On a video conference call with reporters after the game, Arians implied the team would release Brown.
“He is no longer a Buc,” Arians said. “That’s the end of the story. Let’s talk about the guys that went out there and won the game.”
The episode was the latest in a string of infractions and incidents in Brown’s 12-year N.F.L. career. He returned to play last week from a three-game suspension that resulted from an N.F.L. investigation that found he gave the team a fake Covid-19 vaccination card. After he caught 10 passes for 101 yards last week against the Panthers, Brown brashly refused to answer a reporter’s question about his suspension, saying: “I don’t want to talk about that. You guys is all drama. It’s all about football.”
The Buccaneers added Brown in the middle of last season, after he had served an eight-game suspension the N.F.L. had levied for his role in a battery and assault in 2020, and for sending threatening texts to a woman who had accused him of sexual misconduct. Despite his tumultuous exit from the Pittsburgh Steelers in 2019, which followed months of Brown’s public criticism of quarterback Ben Roethlisberger, the Oakland Raiders signed the receiver that year. His tenure in Oakland was marked by unusual circumstances, including his absence from training camp with a frostbite injury. He was released without having played in a game after an altercation with Raiders General Manager Mike Mayock.

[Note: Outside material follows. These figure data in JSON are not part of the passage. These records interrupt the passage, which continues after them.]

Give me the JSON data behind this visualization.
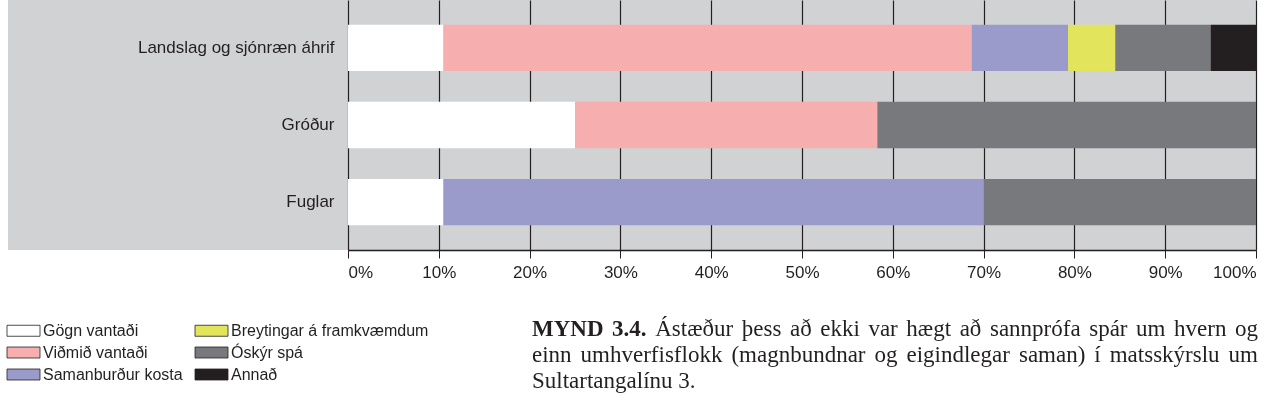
{
  "chart_data": {
    "type": "bar",
    "orientation": "horizontal",
    "stacked": true,
    "categories": [
      "Landslag og sjónræn áhrif",
      "Gróður",
      "Fuglar"
    ],
    "series": [
      {
        "name": "Gögn vantaði",
        "color": "#ffffff",
        "values": [
          10.5,
          25,
          10.5
        ]
      },
      {
        "name": "Viðmið vantaði",
        "color": "#f7aeae",
        "values": [
          58.2,
          33.3,
          null
        ]
      },
      {
        "name": "Samanburður kosta",
        "color": "#9b9bcb",
        "values": [
          10.6,
          null,
          59.5
        ]
      },
      {
        "name": "Breytingar á framkvæmdum",
        "color": "#e2e55c",
        "values": [
          5.2,
          null,
          null
        ]
      },
      {
        "name": "Óskýr spá",
        "color": "#78797c",
        "values": [
          10.5,
          41.7,
          30
        ]
      },
      {
        "name": "Annað",
        "color": "#231f20",
        "values": [
          5,
          null,
          null
        ]
      }
    ],
    "xlim": [
      0,
      100
    ],
    "xticks": [
      {
        "value": 0,
        "label": "0%"
      },
      {
        "value": 10,
        "label": "10%"
      },
      {
        "value": 20,
        "label": "20%"
      },
      {
        "value": 30,
        "label": "30%"
      },
      {
        "value": 40,
        "label": "40%"
      },
      {
        "value": 50,
        "label": "50%"
      },
      {
        "value": 60,
        "label": "60%"
      },
      {
        "value": 70,
        "label": "70%"
      },
      {
        "value": 80,
        "label": "80%"
      },
      {
        "value": 90,
        "label": "90%"
      },
      {
        "value": 100,
        "label": "100%"
      }
    ],
    "grid": "x",
    "legend": "bottom left",
    "annotations": [
      "MYND 3.4. Ástæður þess að ekki var hægt að sannprófa spár um hvern og einn umhverfisflokk (magnbundnar og eigindlegar saman) í matsskýrslu um Sultartangalínu 3."
    ]
  }
}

The New England Patriots signed Brown days later, in part because Tom Brady, in the quarterback’s final season with the team, lobbied on his behalf. Three days after Brown’s addition, he was accused in a lawsuit of sexual assault, a case that has since been settled. Brown played in one regular-season game for the Patriots before Sports Illustrated reported that he had sent intimidating text messages to a different woman who had accused him of sexual assault. The Patriots released him on Sept. 20, 2019, and during his free agency, the N.F.L. levied the eight-game suspension.